Karlina berulang kali mencoba untuk pulang ke rumah ibunya, tapi selalu dilarang karena takut ia tak kembali ke rumah. Tidak mudah bagi Karlina untuk meminta cerai, karena ia tidak memiliki pekerjaan dan takut suaminya berbuat nekat. Selain itu, stigma janda menghantuinya. Ia juga tidak pernah mengetahui bahwa di luar sana terdapat rumah aman untuk perempuan korban kekerasan. Saat ini harapan satu-satunya bagi Karlina untuk terlepas dari jeratan kekerasan adalah dengan menjadi buruh migran.

Berbeda dengan Karlina yang bergantung secara ekonomi pada suaminya, Dewi, justru adalah perempuan yang mandiri secara ekonomi. Saat menikah dengan Heru, mantan suaminya, Heru hanya bekerja serabutan. Dewi mengalami kekerasan psikologis hingga kekerasan fisik yang cukup parah hingga membuatnya takut terbunuh di tangan suaminya sendiri. Menurut penuturan Dewi, kekerasan psikologis yang menimpanya menyebabkan ia merasa rendah diri dan tidak berharga sehingga tidak mampu mengambil keputusan.

Layaknya Asep, Heru juga enggan mengerjakan pekerjaan domestik. Mereka berdua beranggapan bahwa pekerjaan domestik adalah mutlak tanggung jawab sebagai istri. Heru juga tumbuh di lingkungan yang penuh kekerasan. Heru menyaksikan ayahnya melakukan kekerasan fisik terhadap ibunya sejak kecil. Entah karena kekerasan dalam rumah tangga sudah begitu ternormalisasi, keluarga Heru kerap kali membujuk Dewi untuk tidak bercerai atau tidak melapor ke pihak berwajib setelah Dewi mendapatkan kekerasan dari Heru. 

Pada akhirnya, Dewi berhasil kabur dari suaminya dengan pertimbangan yang cukup panjang. Ia kembali pulang ke kampung halaman. 

Baik Karlina atau Dewi sama-sama memiliki pilihan mereka masing-masing untuk melepaskan diri dari kekerasan menahun. Dua-duanya melalui pergumulan batin yang cukup panjang sehingga menumbuhkan resiliensi dalam diri untuk kembali melawan. Sayangnya, tidak semua korban kekerasan mampu seperti mereka. 
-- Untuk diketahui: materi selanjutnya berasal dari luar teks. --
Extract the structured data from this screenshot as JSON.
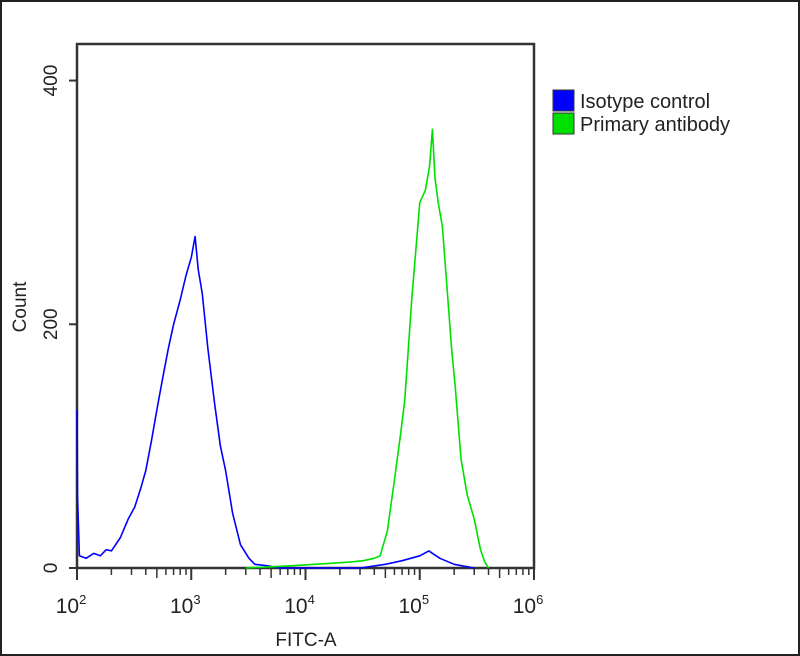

Naila Rizqi Zakiah, manajer advokasi Jakarta Feminist, menceritakan kisahnya mendampingi korban KDRT. Naila juga bercerita bahwa aparat penegak hukum seringkali bersikap tidak ramah terhadap korban. Kebanyakan korban terpaksa bertahan demi anak-anak mereka dan KDRT masih dianggap sebagai aib yang harus ditutup rapat. Jika anak-anak mendukung keputusan untuk melaporkan maka biasanya korban akan jauh lebih kuat dan berani melawan. 

Naila juga berpendapat bahwa akses ke layanan yang komprehensif, baik pelayanan psikologis, shelter, hingga mencakup bantuan ekonomi bagi para korban agar mereka dapat terfasilitasi dengan baik jika memutuskan untuk meninggalkan pelaku kekerasanmereka.

Menjadi korban kekerasan dalam rumah tangga sungguh tidak mudah. Kita semua punya tugas agar kekerasan tidak dinormalisasi sedemikian rupa agar korban tidak malu meminta bantuan. Penting bagi kita untuk mencari solusi supaya korban tidak terus terjebak dalam kemelut kekerasan. Beberapa diantaranya mempromosikan kampanye anti KDRT, membuat hotline KDRT, serta membuat rumah aman bagi para korban.

Namun lebih dari itu, menjadi pendengar yang baik, tidak menilai korban dengan kacamata negatif, dan mendukung korban juga bisa menjadi langkah yang paling efektif untuk membantu korban.